0 - 3 yaşları : bak koçum bunlar senin en kral günlerin acıktınmııı ağlaaaa gitsiiin sıçacanmı ağllaaa anan seni sıçtırırr . Her şeye ağla zaten sonra hiç birini hatırlamıcaksın.ilerde belki bukadar ağlarsın ama her ağlaman sana izi geçmeyen bir yara olarak geri dönecek..


3-7 yaşları : ahaadaa okul denen tımarhaneden önceki son durak. bisiklete binmeyi öğren yüzmeyi öğren konuşmayı akıcı hale getir hatta hobi olsun diye yolların kenarındaki tabelaları oku . 1. sınıfa geçtiğinde acaip hava yaparsın benden demesii..o güzel ablaların seni bu yaşlarda mıncır mıncır sevicek.o anların bir saniyesini bile boşa harcama ilerde nah bulursun seni sevicek bi abla.! 

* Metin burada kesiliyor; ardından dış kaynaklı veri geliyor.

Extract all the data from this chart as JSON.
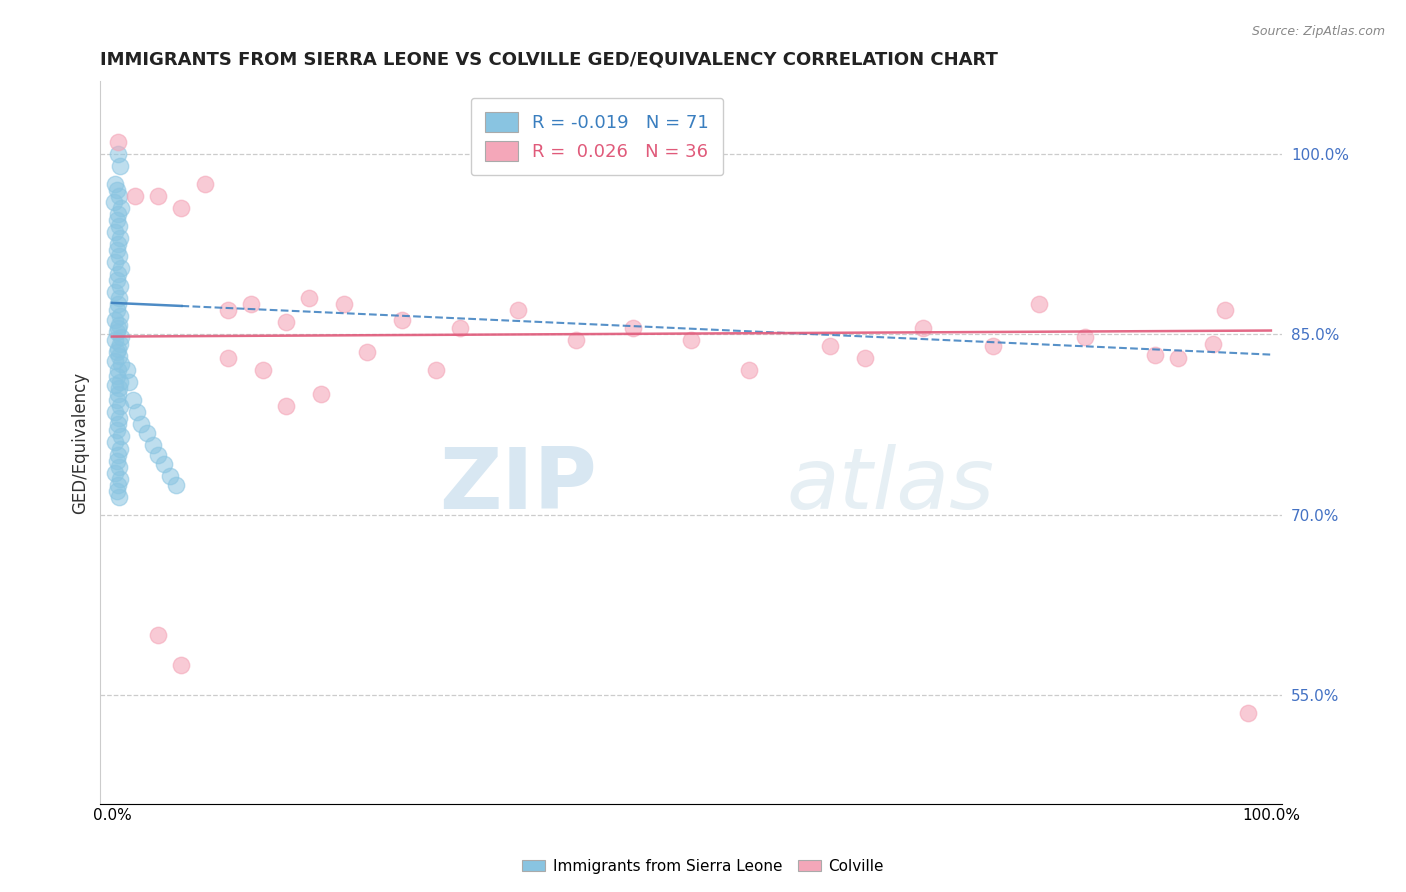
{
  "title": "IMMIGRANTS FROM SIERRA LEONE VS COLVILLE GED/EQUIVALENCY CORRELATION CHART",
  "source": "Source: ZipAtlas.com",
  "ylabel": "GED/Equivalency",
  "legend1_label": "Immigrants from Sierra Leone",
  "legend2_label": "Colville",
  "r1": -0.019,
  "n1": 71,
  "r2": 0.026,
  "n2": 36,
  "color_blue": "#89c4e1",
  "color_pink": "#f4a7b9",
  "color_blue_line": "#3a7ebf",
  "color_pink_line": "#e05a7a",
  "xlim": [
    -0.01,
    1.01
  ],
  "ylim": [
    0.46,
    1.06
  ],
  "yticks": [
    0.55,
    0.7,
    0.85,
    1.0
  ],
  "ytick_labels": [
    "55.0%",
    "70.0%",
    "85.0%",
    "100.0%"
  ],
  "blue_trend_x": [
    0.0,
    1.0
  ],
  "blue_trend_y": [
    0.876,
    0.833
  ],
  "pink_trend_x": [
    0.0,
    1.0
  ],
  "pink_trend_y": [
    0.848,
    0.853
  ],
  "blue_x": [
    0.005,
    0.007,
    0.003,
    0.004,
    0.006,
    0.002,
    0.008,
    0.005,
    0.004,
    0.006,
    0.003,
    0.007,
    0.005,
    0.004,
    0.006,
    0.003,
    0.008,
    0.005,
    0.004,
    0.007,
    0.003,
    0.006,
    0.005,
    0.004,
    0.007,
    0.003,
    0.006,
    0.005,
    0.004,
    0.008,
    0.003,
    0.007,
    0.005,
    0.004,
    0.006,
    0.003,
    0.008,
    0.005,
    0.004,
    0.007,
    0.003,
    0.006,
    0.005,
    0.004,
    0.007,
    0.003,
    0.006,
    0.005,
    0.004,
    0.008,
    0.003,
    0.007,
    0.005,
    0.004,
    0.006,
    0.003,
    0.007,
    0.005,
    0.004,
    0.006,
    0.013,
    0.015,
    0.018,
    0.022,
    0.025,
    0.03,
    0.035,
    0.04,
    0.045,
    0.05,
    0.055
  ],
  "blue_y": [
    1.0,
    0.99,
    0.975,
    0.97,
    0.965,
    0.96,
    0.955,
    0.95,
    0.945,
    0.94,
    0.935,
    0.93,
    0.925,
    0.92,
    0.915,
    0.91,
    0.905,
    0.9,
    0.895,
    0.89,
    0.885,
    0.88,
    0.875,
    0.87,
    0.865,
    0.862,
    0.858,
    0.855,
    0.852,
    0.848,
    0.845,
    0.842,
    0.838,
    0.835,
    0.832,
    0.828,
    0.825,
    0.82,
    0.815,
    0.81,
    0.808,
    0.805,
    0.8,
    0.795,
    0.79,
    0.785,
    0.78,
    0.775,
    0.77,
    0.765,
    0.76,
    0.755,
    0.75,
    0.745,
    0.74,
    0.735,
    0.73,
    0.725,
    0.72,
    0.715,
    0.82,
    0.81,
    0.795,
    0.785,
    0.775,
    0.768,
    0.758,
    0.75,
    0.742,
    0.732,
    0.725
  ],
  "pink_x": [
    0.005,
    0.02,
    0.04,
    0.06,
    0.08,
    0.1,
    0.12,
    0.15,
    0.17,
    0.2,
    0.25,
    0.3,
    0.35,
    0.4,
    0.45,
    0.5,
    0.55,
    0.62,
    0.65,
    0.7,
    0.76,
    0.8,
    0.84,
    0.9,
    0.95,
    0.13,
    0.18,
    0.22,
    0.28,
    0.04,
    0.06,
    0.1,
    0.15,
    0.98,
    0.96,
    0.92
  ],
  "pink_y": [
    1.01,
    0.965,
    0.965,
    0.955,
    0.975,
    0.87,
    0.875,
    0.86,
    0.88,
    0.875,
    0.862,
    0.855,
    0.87,
    0.845,
    0.855,
    0.845,
    0.82,
    0.84,
    0.83,
    0.855,
    0.84,
    0.875,
    0.848,
    0.833,
    0.842,
    0.82,
    0.8,
    0.835,
    0.82,
    0.6,
    0.575,
    0.83,
    0.79,
    0.535,
    0.87,
    0.83
  ],
  "watermark_zip": "ZIP",
  "watermark_atlas": "atlas",
  "background_color": "#ffffff"
}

7 - 11 yaşları : okulun ilk günü ağlama!! annem nerde diye bakınma !! kızlara sapıklık yapmaa !! okula tımarhane dedim ama sen bana bakma hayatını burası yönlendiricek. Bol bol sosyal olmaya çalış . Spor yap ki lise hayatında yarı atletik bi vücüdun olsun..hayata adımını attın hoş geldin genç..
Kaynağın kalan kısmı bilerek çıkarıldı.